É uma mesmo uma pena, pois Man-Eaters of Kumaon é fascinante.
Como não há livros de Jim Cobertt, traduzidos para o português, queiram informar se existem traduções para Karamojo Bell.
Muito obrigado.
Armando Malato
Vejo que você se interessapela caça de elefantes, Armando, mas também desconheço qualquer tradução para os livros de Walter “Karamojo” Bell.
Acho que no Brasil é mais fácil caçar um tigre do que uma tradução desses livros mais obscuros.
O livro mais famoso de Karamojo Bell é “The Wanderings of an Elephant Hunter”, segue link da Amazon, em inglês. Espero que ajude na sua caçada.
http://www.amazon.com/Wanderings-Elephant-Hunter-W-D-M-Bell/dp/1571572244/ref=reg_hu-wl_item-added
Prezado Solari
Este é um dos meus “hobys”. Os outros são a música e as mulhesres, principalmente a dos outros, que são mais cobiçadas, que também não deixa de ser um tipo de “caçada”.
Um grande abraço
Armando Malato
Ixe Armando, cuidado que esse seu segundo hobby é mais perigoso que caçar elefante armado só com um graveto, hehe
Abs,
Éé… Sempre que se tem um hobby perigoso, tal como caçar elefante armado só com um graveto significa que está fazendo algo ERRADO! Cuidado! Salve sua pele e faça o CERTO, o justo.
Solari,
Deixando de lado as bricadeiras, diga -me o que acha da tradução feita para o livro de Budd Schulberg, “A Trágica Farsa”. Será que corresponde ao original?
Mais um abraço do,
Armando Malato
Não sei dizer, Armando. Não conheço o livro ou a tradução.
Solari
Torna-se muito agradável com você, ao se perceber seu vasto conhecimento e interesse de informar os frequentadores de seu blog. A propósito desejo informar-lhe que nessa questão de literatura, sou muito eclético. Não me detenho somente em assuntos de caçadas, embora goste muito.

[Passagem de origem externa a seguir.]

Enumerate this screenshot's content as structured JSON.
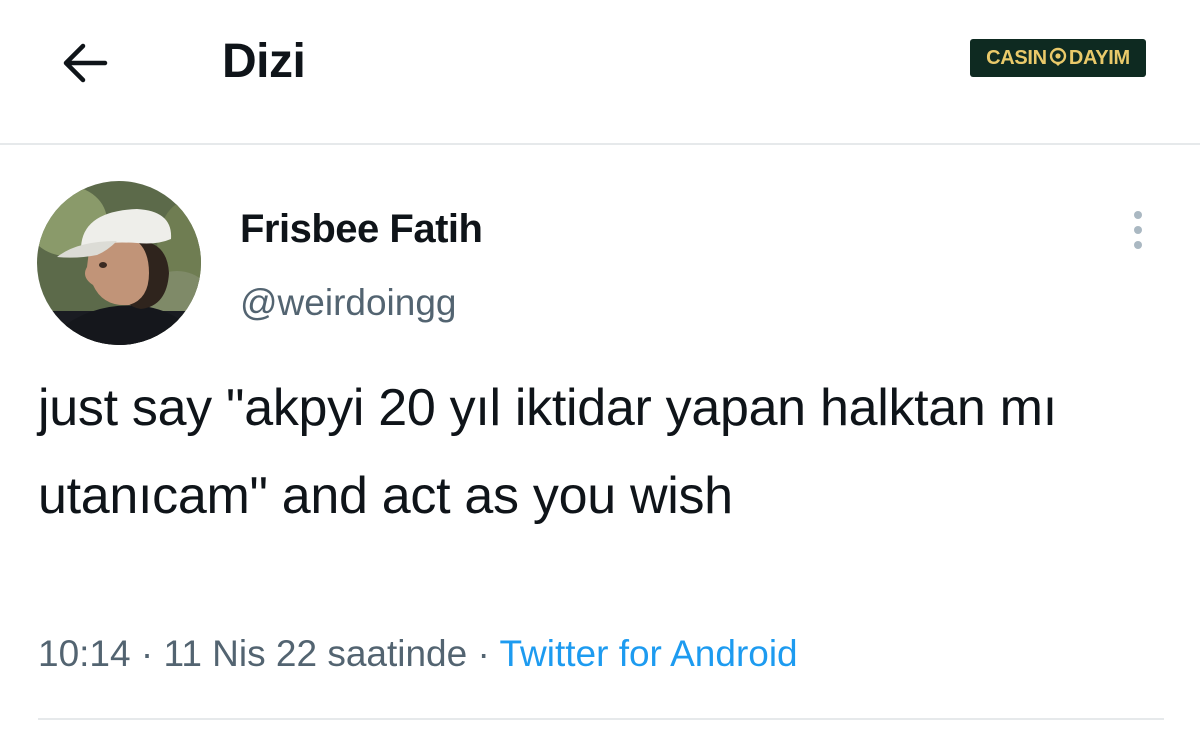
{
  "header": {
    "title": "Dizi",
    "back_icon": "arrow-left-icon"
  },
  "watermark": {
    "text_left": "CASIN",
    "text_right": "DAYIM",
    "background": "#0e2a21",
    "text_color": "#e9c96a"
  },
  "tweet": {
    "author": {
      "display_name": "Frisbee Fatih",
      "handle": "@weirdoingg",
      "avatar_icon": "profile-photo"
    },
    "more_icon": "more-vertical-icon",
    "text": "just say \"akpyi 20 yıl iktidar yapan halktan mı utanıcam\" and act as you wish",
    "meta": {
      "time": "10:14",
      "date": "11 Nis 22 saatinde",
      "separator": "·",
      "source": "Twitter for Android"
    }
  },
  "colors": {
    "text_primary": "#0f1419",
    "text_secondary": "#536471",
    "link": "#1d9bf0",
    "divider": "#e6e9eb"
  }
}
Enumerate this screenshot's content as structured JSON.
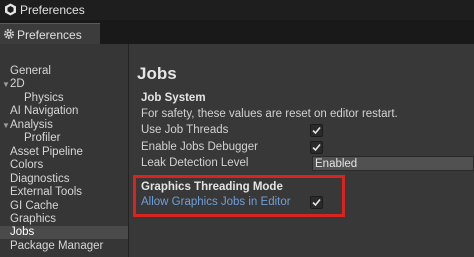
{
  "window": {
    "title": "Preferences"
  },
  "tab": {
    "label": "Preferences"
  },
  "sidebar": {
    "items": [
      {
        "label": "General",
        "indent": 0,
        "caret": false,
        "selected": false
      },
      {
        "label": "2D",
        "indent": 0,
        "caret": true,
        "selected": false
      },
      {
        "label": "Physics",
        "indent": 1,
        "caret": false,
        "selected": false
      },
      {
        "label": "AI Navigation",
        "indent": 0,
        "caret": false,
        "selected": false
      },
      {
        "label": "Analysis",
        "indent": 0,
        "caret": true,
        "selected": false
      },
      {
        "label": "Profiler",
        "indent": 1,
        "caret": false,
        "selected": false
      },
      {
        "label": "Asset Pipeline",
        "indent": 0,
        "caret": false,
        "selected": false
      },
      {
        "label": "Colors",
        "indent": 0,
        "caret": false,
        "selected": false
      },
      {
        "label": "Diagnostics",
        "indent": 0,
        "caret": false,
        "selected": false
      },
      {
        "label": "External Tools",
        "indent": 0,
        "caret": false,
        "selected": false
      },
      {
        "label": "GI Cache",
        "indent": 0,
        "caret": false,
        "selected": false
      },
      {
        "label": "Graphics",
        "indent": 0,
        "caret": false,
        "selected": false
      },
      {
        "label": "Jobs",
        "indent": 0,
        "caret": false,
        "selected": true
      },
      {
        "label": "Package Manager",
        "indent": 0,
        "caret": false,
        "selected": false
      }
    ]
  },
  "main": {
    "heading": "Jobs",
    "job_system": {
      "title": "Job System",
      "note": "For safety, these values are reset on editor restart.",
      "use_job_threads": {
        "label": "Use Job Threads",
        "checked": true
      },
      "enable_jobs_debugger": {
        "label": "Enable Jobs Debugger",
        "checked": true
      },
      "leak_detection": {
        "label": "Leak Detection Level",
        "value": "Enabled"
      }
    },
    "graphics_threading": {
      "title": "Graphics Threading Mode",
      "allow_graphics_jobs": {
        "label": "Allow Graphics Jobs in Editor",
        "checked": true
      }
    }
  },
  "colors": {
    "highlight": "#d8231e",
    "link": "#6f9fd8"
  },
  "icons": {
    "titlebar": "unity-logo-icon",
    "tab": "gear-icon",
    "check": "checkmark-icon"
  }
}
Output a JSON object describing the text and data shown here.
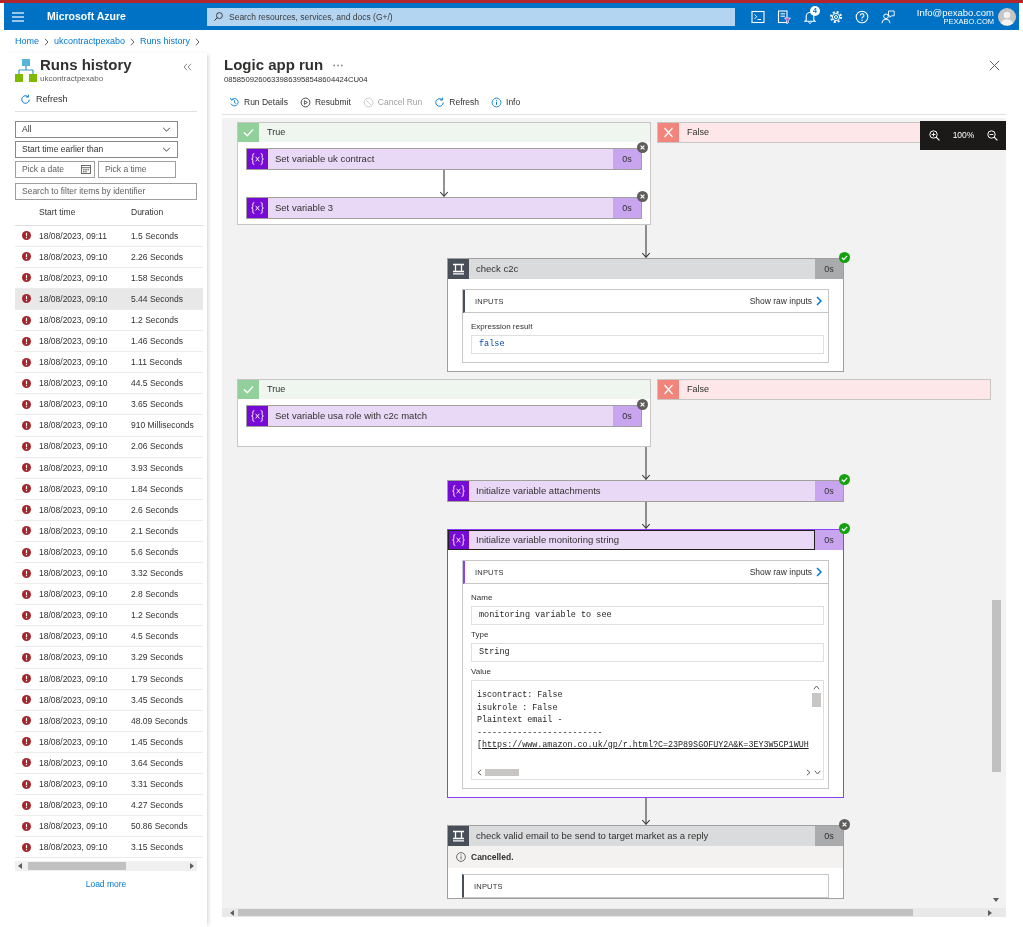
{
  "top_bar": {
    "brand": "Microsoft Azure",
    "search_placeholder": "Search resources, services, and docs (G+/)",
    "notification_count": "4",
    "account_email": "Info@pexabo.com",
    "account_tenant": "PEXABO.COM"
  },
  "breadcrumb": [
    "Home",
    "ukcontractpexabo",
    "Runs history"
  ],
  "runs_panel": {
    "title": "Runs history",
    "subtitle": "ukcontractpexabo",
    "refresh": "Refresh",
    "status_filter": "All",
    "time_filter": "Start time earlier than",
    "date_placeholder": "Pick a date",
    "time_placeholder": "Pick a time",
    "search_placeholder": "Search to filter items by identifier",
    "columns": [
      "Start time",
      "Duration"
    ],
    "rows": [
      {
        "start": "18/08/2023, 09:11",
        "duration": "1.5 Seconds",
        "failed": true,
        "selected": false
      },
      {
        "start": "18/08/2023, 09:10",
        "duration": "2.26 Seconds",
        "failed": true,
        "selected": false
      },
      {
        "start": "18/08/2023, 09:10",
        "duration": "1.58 Seconds",
        "failed": true,
        "selected": false
      },
      {
        "start": "18/08/2023, 09:10",
        "duration": "5.44 Seconds",
        "failed": true,
        "selected": true
      },
      {
        "start": "18/08/2023, 09:10",
        "duration": "1.2 Seconds",
        "failed": true,
        "selected": false
      },
      {
        "start": "18/08/2023, 09:10",
        "duration": "1.46 Seconds",
        "failed": true,
        "selected": false
      },
      {
        "start": "18/08/2023, 09:10",
        "duration": "1.11 Seconds",
        "failed": true,
        "selected": false
      },
      {
        "start": "18/08/2023, 09:10",
        "duration": "44.5 Seconds",
        "failed": true,
        "selected": false
      },
      {
        "start": "18/08/2023, 09:10",
        "duration": "3.65 Seconds",
        "failed": true,
        "selected": false
      },
      {
        "start": "18/08/2023, 09:10",
        "duration": "910 Milliseconds",
        "failed": true,
        "selected": false
      },
      {
        "start": "18/08/2023, 09:10",
        "duration": "2.06 Seconds",
        "failed": true,
        "selected": false
      },
      {
        "start": "18/08/2023, 09:10",
        "duration": "3.93 Seconds",
        "failed": true,
        "selected": false
      },
      {
        "start": "18/08/2023, 09:10",
        "duration": "1.84 Seconds",
        "failed": true,
        "selected": false
      },
      {
        "start": "18/08/2023, 09:10",
        "duration": "2.6 Seconds",
        "failed": true,
        "selected": false
      },
      {
        "start": "18/08/2023, 09:10",
        "duration": "2.1 Seconds",
        "failed": true,
        "selected": false
      },
      {
        "start": "18/08/2023, 09:10",
        "duration": "5.6 Seconds",
        "failed": true,
        "selected": false
      },
      {
        "start": "18/08/2023, 09:10",
        "duration": "3.32 Seconds",
        "failed": true,
        "selected": false
      },
      {
        "start": "18/08/2023, 09:10",
        "duration": "2.8 Seconds",
        "failed": true,
        "selected": false
      },
      {
        "start": "18/08/2023, 09:10",
        "duration": "1.2 Seconds",
        "failed": true,
        "selected": false
      },
      {
        "start": "18/08/2023, 09:10",
        "duration": "4.5 Seconds",
        "failed": true,
        "selected": false
      },
      {
        "start": "18/08/2023, 09:10",
        "duration": "3.29 Seconds",
        "failed": true,
        "selected": false
      },
      {
        "start": "18/08/2023, 09:10",
        "duration": "1.79 Seconds",
        "failed": true,
        "selected": false
      },
      {
        "start": "18/08/2023, 09:10",
        "duration": "3.45 Seconds",
        "failed": true,
        "selected": false
      },
      {
        "start": "18/08/2023, 09:10",
        "duration": "48.09 Seconds",
        "failed": true,
        "selected": false
      },
      {
        "start": "18/08/2023, 09:10",
        "duration": "1.45 Seconds",
        "failed": true,
        "selected": false
      },
      {
        "start": "18/08/2023, 09:10",
        "duration": "3.64 Seconds",
        "failed": true,
        "selected": false
      },
      {
        "start": "18/08/2023, 09:10",
        "duration": "3.31 Seconds",
        "failed": true,
        "selected": false
      },
      {
        "start": "18/08/2023, 09:10",
        "duration": "4.27 Seconds",
        "failed": true,
        "selected": false
      },
      {
        "start": "18/08/2023, 09:10",
        "duration": "50.86 Seconds",
        "failed": true,
        "selected": false
      },
      {
        "start": "18/08/2023, 09:10",
        "duration": "3.15 Seconds",
        "failed": true,
        "selected": false
      }
    ],
    "load_more": "Load more"
  },
  "run_panel": {
    "title": "Logic app run",
    "run_id": "08585092606339863958548604424CU04",
    "toolbar": [
      {
        "label": "Run Details",
        "disabled": false
      },
      {
        "label": "Resubmit",
        "disabled": false
      },
      {
        "label": "Cancel Run",
        "disabled": true
      },
      {
        "label": "Refresh",
        "disabled": false
      },
      {
        "label": "Info",
        "disabled": false
      }
    ],
    "zoom": "100%",
    "flow": [
      {
        "kind": "branches",
        "branches": [
          {
            "kind": "true",
            "label": "True",
            "actions": [
              {
                "kind": "variable",
                "title": "Set variable uk contract",
                "duration": "0s",
                "succeeded": false,
                "selected": false,
                "expanded": false
              },
              {
                "kind": "variable",
                "title": "Set variable 3",
                "duration": "0s",
                "succeeded": false,
                "selected": false,
                "expanded": false
              }
            ]
          },
          {
            "kind": "false",
            "label": "False"
          }
        ]
      },
      {
        "kind": "condition",
        "title": "check c2c",
        "duration": "0s",
        "succeeded": true,
        "selected": false,
        "expanded": true,
        "inputs": {
          "heading": "INPUTS",
          "raw_link": "Show raw inputs",
          "fields": [
            {
              "kind": "code",
              "label": "Expression result",
              "value": "false"
            }
          ]
        }
      },
      {
        "kind": "branches",
        "branches": [
          {
            "kind": "true",
            "label": "True",
            "actions": [
              {
                "kind": "variable",
                "title": "Set variable usa role with c2c match",
                "duration": "0s",
                "succeeded": false,
                "selected": false,
                "expanded": false
              }
            ]
          },
          {
            "kind": "false",
            "label": "False"
          }
        ]
      },
      {
        "kind": "variable",
        "title": "Initialize variable attachments",
        "duration": "0s",
        "succeeded": true,
        "selected": false,
        "expanded": false
      },
      {
        "kind": "variable",
        "title": "Initialize variable monitoring string",
        "duration": "0s",
        "succeeded": true,
        "selected": true,
        "expanded": true,
        "inputs": {
          "heading": "INPUTS",
          "raw_link": "Show raw inputs",
          "fields": [
            {
              "kind": "text",
              "label": "Name",
              "value": "monitoring variable to see"
            },
            {
              "kind": "text",
              "label": "Type",
              "value": "String"
            },
            {
              "kind": "multiline",
              "label": "Value",
              "lines": [
                "iscontract: False",
                "isukrole : False",
                "Plaintext email -",
                "-------------------------"
              ],
              "link_prefix": "[",
              "link": "https://www.amazon.co.uk/gp/r.html?C=23P89SGOFUY2A&K=3EY3W5CP1WUH"
            }
          ]
        }
      },
      {
        "kind": "condition",
        "title": "check valid email to be send to target market as a reply",
        "duration": "0s",
        "succeeded": false,
        "selected": false,
        "expanded": true,
        "message": "Cancelled.",
        "inputs": {
          "heading": "INPUTS"
        }
      }
    ]
  }
}
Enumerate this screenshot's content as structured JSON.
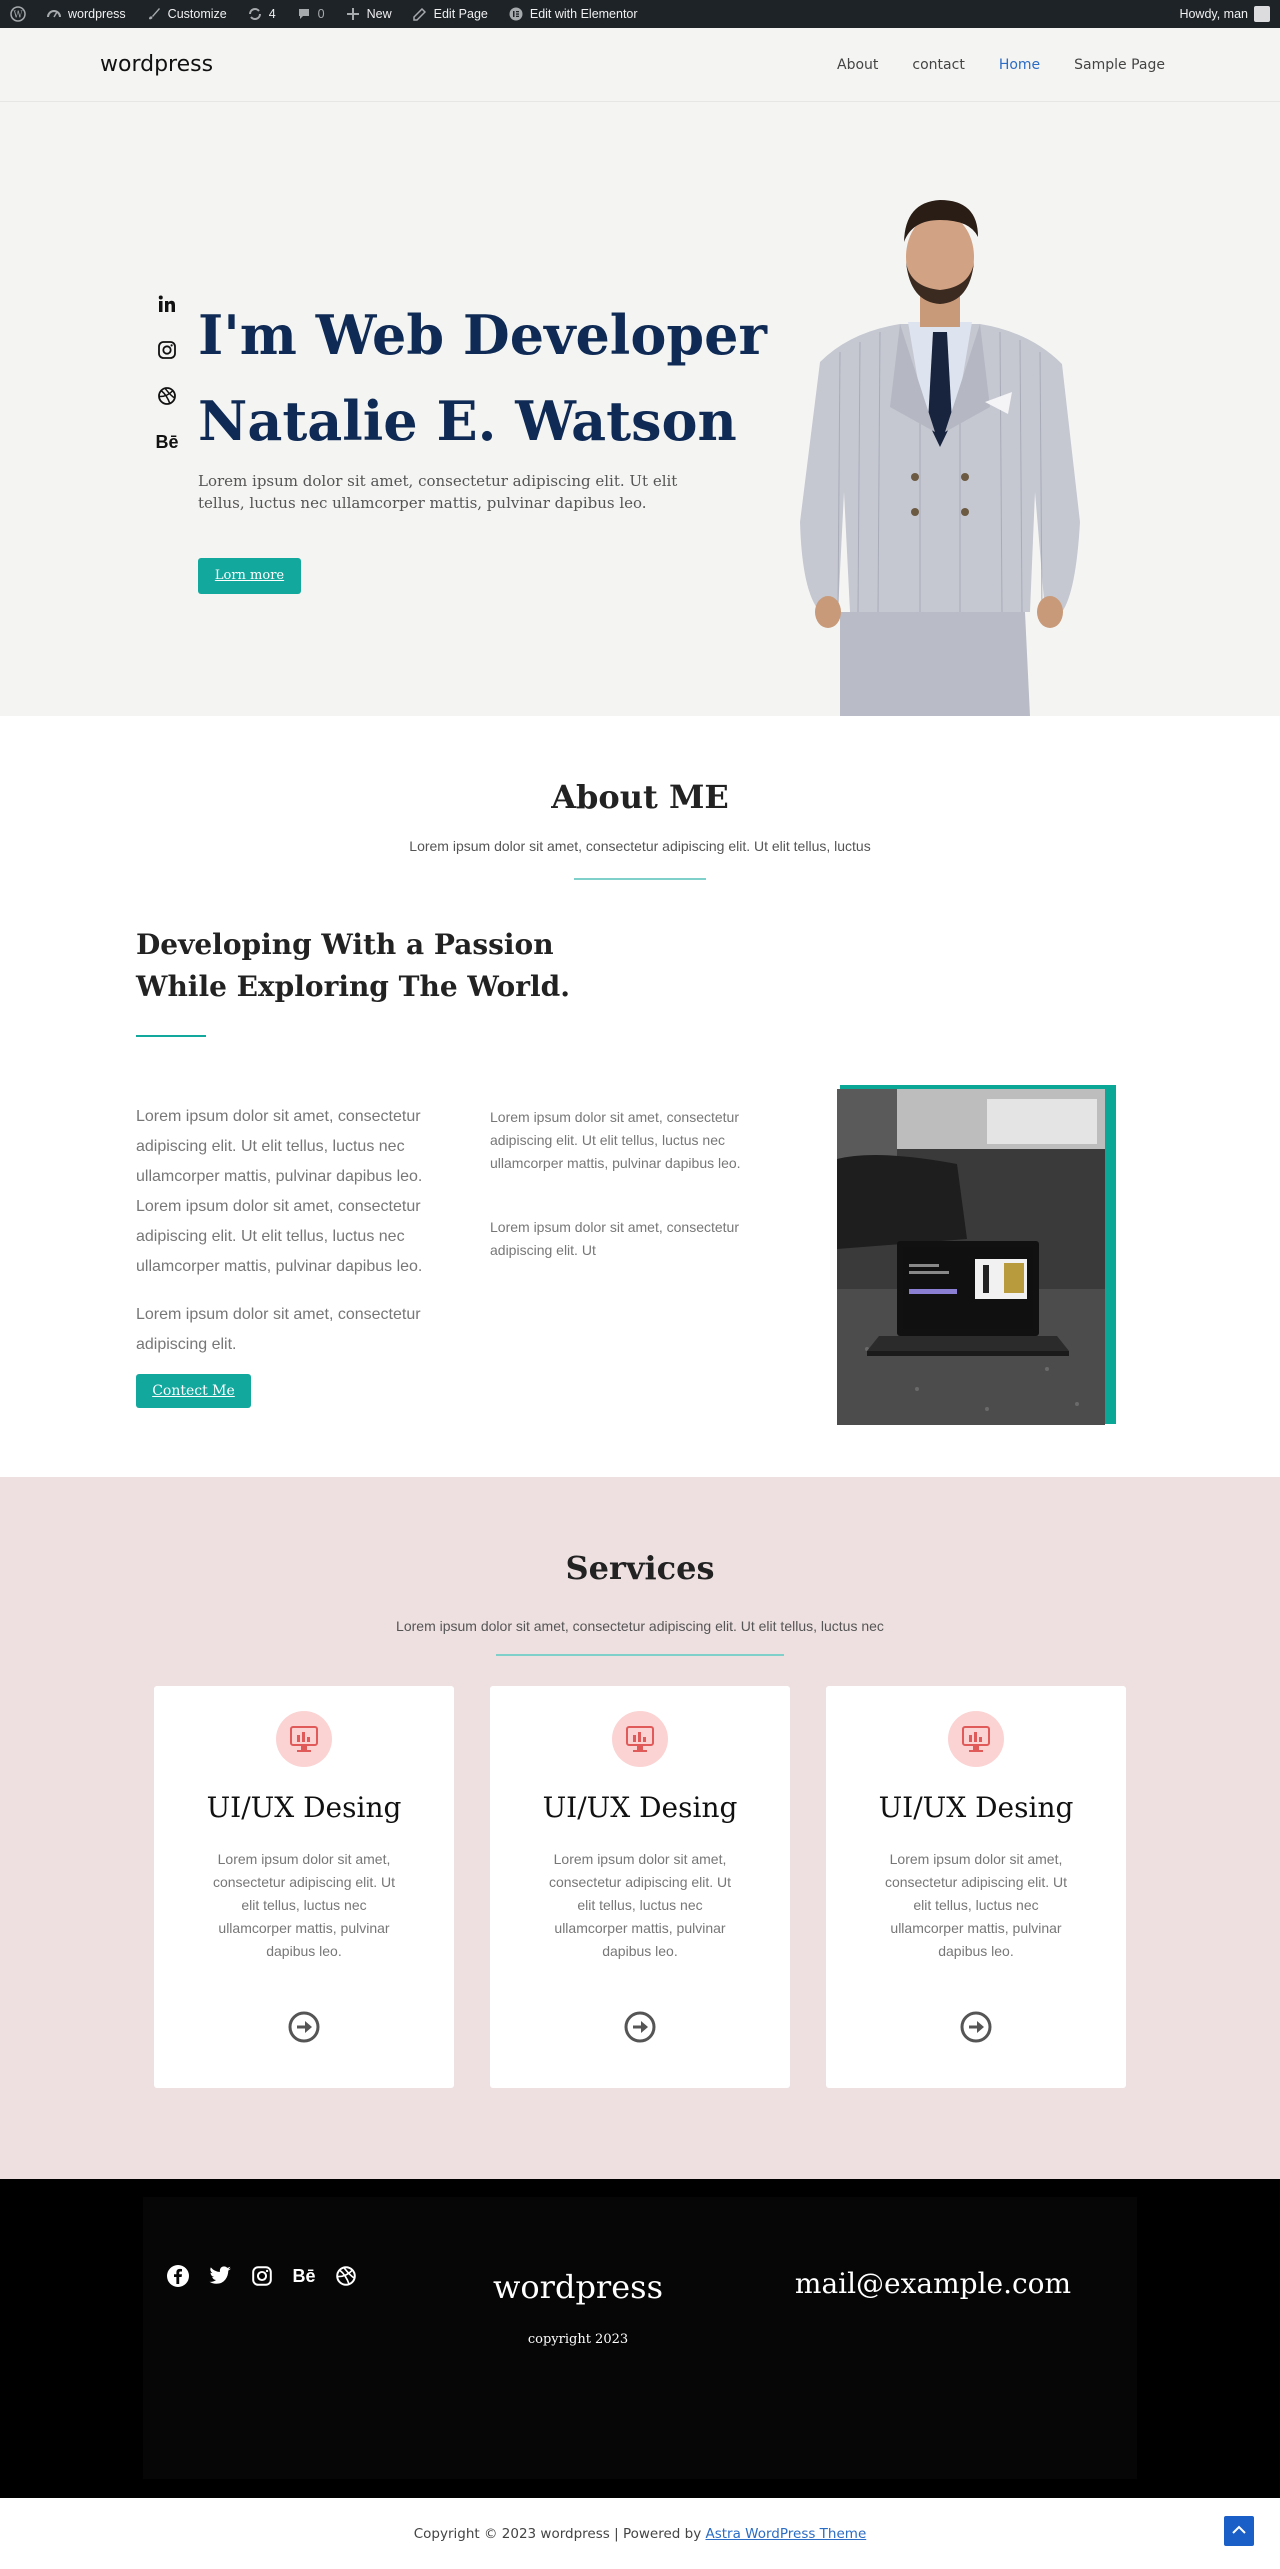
{
  "admin_bar": {
    "site_name": "wordpress",
    "customize": "Customize",
    "updates_count": "4",
    "comments_count": "0",
    "new": "New",
    "edit_page": "Edit Page",
    "edit_elementor": "Edit with Elementor",
    "howdy": "Howdy, man"
  },
  "header": {
    "brand": "wordpress",
    "menu": [
      "About",
      "contact",
      "Home",
      "Sample Page"
    ],
    "active_menu": "Home"
  },
  "hero": {
    "socials": [
      "linkedin-icon",
      "instagram-icon",
      "dribbble-icon",
      "behance-icon"
    ],
    "behance_glyph": "Bē",
    "title_line1": "I'm Web Developer",
    "title_line2": "Natalie E. Watson",
    "description": "Lorem ipsum dolor sit amet, consectetur adipiscing elit. Ut elit tellus, luctus nec ullamcorper mattis, pulvinar dapibus leo.",
    "button": "Lorn more"
  },
  "about": {
    "title": "About ME",
    "subtitle": "Lorem ipsum dolor sit amet, consectetur adipiscing elit. Ut elit tellus, luctus",
    "heading_line1": "Developing With a Passion",
    "heading_line2": "While Exploring The World.",
    "paragraph1": "Lorem ipsum dolor sit amet, consectetur adipiscing elit. Ut elit tellus, luctus nec ullamcorper mattis, pulvinar dapibus leo. Lorem ipsum dolor sit amet, consectetur adipiscing elit. Ut elit tellus, luctus nec ullamcorper mattis, pulvinar dapibus leo.",
    "paragraph2": "Lorem ipsum dolor sit amet, consectetur adipiscing elit.",
    "button": "Contect Me",
    "column_text1": "Lorem ipsum dolor sit amet, consectetur adipiscing elit. Ut elit tellus, luctus nec ullamcorper mattis, pulvinar dapibus leo.",
    "column_text2": "Lorem ipsum dolor sit amet, consectetur adipiscing elit. Ut"
  },
  "services": {
    "title": "Services",
    "subtitle": "Lorem ipsum dolor sit amet, consectetur adipiscing elit. Ut elit tellus, luctus nec",
    "cards": [
      {
        "title": "UI/UX Desing",
        "description": "Lorem ipsum dolor sit amet, consectetur adipiscing elit. Ut elit tellus, luctus nec ullamcorper mattis, pulvinar dapibus leo."
      },
      {
        "title": "UI/UX Desing",
        "description": "Lorem ipsum dolor sit amet, consectetur adipiscing elit. Ut elit tellus, luctus nec ullamcorper mattis, pulvinar dapibus leo."
      },
      {
        "title": "UI/UX Desing",
        "description": "Lorem ipsum dolor sit amet, consectetur adipiscing elit. Ut elit tellus, luctus nec ullamcorper mattis, pulvinar dapibus leo."
      }
    ]
  },
  "footer": {
    "socials": [
      "facebook-icon",
      "twitter-icon",
      "instagram-icon",
      "behance-icon",
      "dribbble-icon"
    ],
    "behance_glyph": "Bē",
    "brand": "wordpress",
    "copyright": "copyright 2023",
    "email": "mail@example.com",
    "bottom_prefix": "Copyright © 2023 wordpress | Powered by ",
    "bottom_link": "Astra WordPress Theme"
  },
  "colors": {
    "accent": "#13a89e",
    "hero_title": "#0f2a55",
    "services_bg": "#eee0e0",
    "link": "#2b6cc4"
  }
}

No momento estou relendo “O Colecionador”, de John Fowles, com a tradução de Fernando de Castro Ferro, que muito me agradou. Razão pela qual voltei a lêr. Gostaria de saber a sua abalizada opinião sobre esta tradução.
Obrigado pela sua atenção e uma bôa noite.
Armando Malato
Olá Armando,
Minha opinião não é tão abalizada, e nem o meu conhecimento lá muito vasto, de forma que eu não saberia avaliar traduções específicas. Mas no final das contas, se você a apreciou, isso é o que conta.
Até fiquei com vontade de ler O Colecionador depois de ver a história. Quem sabe para frente.
Por sinal, já que você gosta de caçadas, fiz uma resenha do Man-eaters de Kumaon aqui no blog se você quiser dar uma olhada. Segue link:
http://tavernafimdomundo.wordpress.com/2009/05/27/man-eaters-of-kumaon-de-jim-corbett/
Olá,
Queria saber se existe o contrário, alguma obra que na lingua original seja medíocre e que torna-se obra prima devido a uma tradução, uma vez alguém me falou algo assim mas não lembro. Queria saber se isso pode acontecer e por que, caso exista mesmo.
Obrigado
Um colega meu me contou uma coisa interessante que ele leu, que o Borges escreveu sobre traduções. Que mesmo que ele não possa ler as Mil e Uma Noites no original por não compreender árabe, ele pode ler diversas traduções das Mil e Uma Noites e, por meio dos diferentes escolhas dos tradutores, talvez compreender a obra até melhor que o original.
Acho que foi isso. Vou pesquisar o trecho exato que acho que vale um post.